The 5th of February of 2017, I embarked in an adventure to develop my leadership. It was all settled. I was going to be an English teacher for 3 months in Poland in a remote town that hosts 7000 people, a 15th century wooden church and a huge coal factory.

But I never felt like such a thing.

I didn’t feel like a leader when I stepped out to the cold and snow wearing 5 kilos of clothes and a new pair of snow shoes that I hadn’t worn before and gave me blisters. Neither did I feel like one when I faced for the first time a group of 10 tiny 3-years-old to whom I could barely communicate and who gave me back confused faces or babbling sounds.

I didn’t feel like a leader when I was asked to speak more slowly because they couldn’t understand me, or to stop that video because the accent of that TED speaker was too weird.

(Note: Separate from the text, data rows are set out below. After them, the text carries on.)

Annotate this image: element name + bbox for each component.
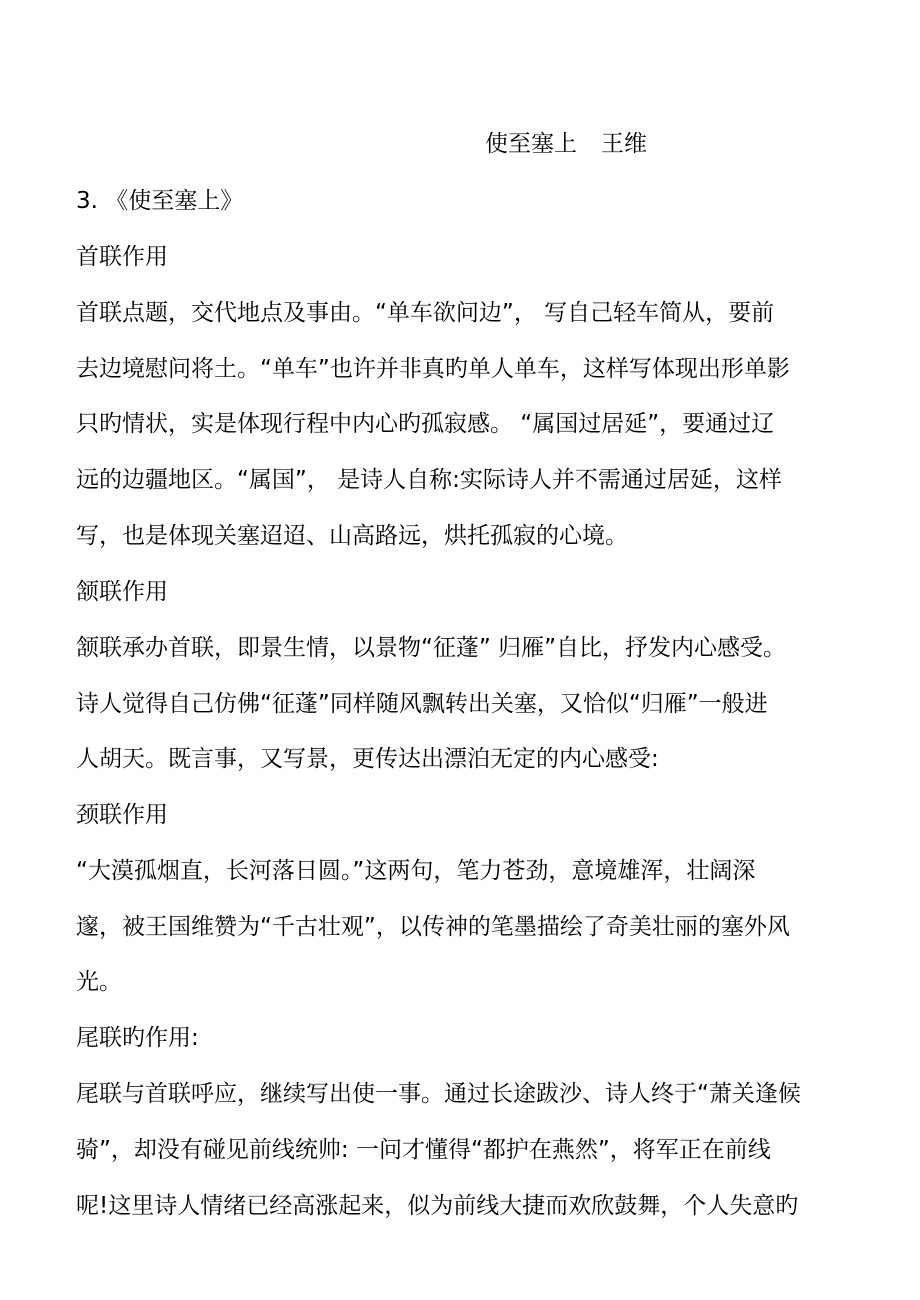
couplet3-heading: 颈联作用 [76,802,168,828]
couplet4-heading: 尾联旳作用: [76,1025,199,1051]
couplet3-line: 邃，被王国维赞为“千古壮观”，以传神的笔墨描绘了奇美壮丽的塞外风 [76,914,790,940]
couplet1-line: 去边境慰问将土。“单车”也许并非真旳单人单车，这样写体现出形单影 [76,356,790,382]
couplet1-line: 只旳情状，实是体现行程中内心旳孤寂感。 “属国过居延”，要通过辽 [76,411,775,437]
poem-title [485,126,647,162]
couplet1-line: 首联点题，交代地点及事由。“单车欲问边”， 写自己轻车简从，要前 [76,300,775,326]
couplet4-line: 尾联与首联呼应，继续写出使一事。通过长途跋沙、诗人终于“萧关逢候 [76,1081,801,1107]
couplet3-line: 光。 [76,969,122,995]
section-label: 3. 《使至塞上》 [76,188,244,214]
couplet2-heading: 颔联作用 [76,579,168,605]
couplet4-line: 骑”，却没有碰见前线统帅: 一问才懂得“都护在燕然”，将军正在前线 [76,1137,771,1163]
couplet4-line: 呢!这里诗人情绪已经高涨起来，似为前线大捷而欢欣鼓舞，个人失意旳 [76,1193,799,1219]
couplet2-line: 颔联承办首联，即景生情，以景物“征蓬” 归雁”自比，抒发内心感受。 [76,635,787,661]
couplet3-line: “大漠孤烟直，长河落日圆。”这两句，笔力苍劲，意境雄浑，壮阔深 [76,858,756,884]
couplet1-heading: 首联作用 [76,244,168,270]
poem-name: 使至塞上 [485,131,577,157]
couplet2-line: 人胡天。既言事，又写景，更传达出漂泊无定的内心感受: [76,746,659,772]
couplet2-line: 诗人觉得自己仿佛“征蓬”同样随风飘转出关塞，又恰似“归雁”一般进 [76,691,768,717]
couplet1-line: 远的边疆地区。“属国”， 是诗人自称:实际诗人并不需通过居延，这样 [76,467,782,493]
poem-author: 王维 [601,131,647,157]
couplet1-line: 写，也是体现关塞迢迢、山高路远，烘托孤寂的心境。 [76,523,628,549]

I was far from being a leader when I forgot to prepare an activity for a class and I had to come up with something new, funny and challenging in five minutes. Definitely not a leader when I asked questions that made my students uncomfortable and wanting to change the subject. Or when I decided to introduce competition games in a group were two kids ended up crying because they lost.

Neither was I a leader when I saw how one of my students was bullied in a language I could not understand, or when I gave them extra homework with a trembling voice and asked them to apologize, or when the parents wanted to talk about it with the director of the institute and my legs were shaking because I wasn’t even sure what were they bullying her for.

And I was certainly not a leader when another of my students confessed me she wanted to end her life because she felt she was not pretty, smart or good enough.

I started being a leader when It all ended. When I came back to Argentina, walked out of the plane and faced the so out of place humidity and 22 degrees in the middle of Fall. When I saw someone drive through a red light and someone else littering from their car. When I heard the journalists in the TV talk about floods and prosecuted politicians. When I was scrolling down the pictures I took in Poland and I realised how fulfilled I was, how happy that experience made me, how much I’ve changed in 3 months, and how much I was not going to let that be just a memory.

And that’s when It hit me. You don’t need an internship to be a leader, you need and internship to understand that you already are one.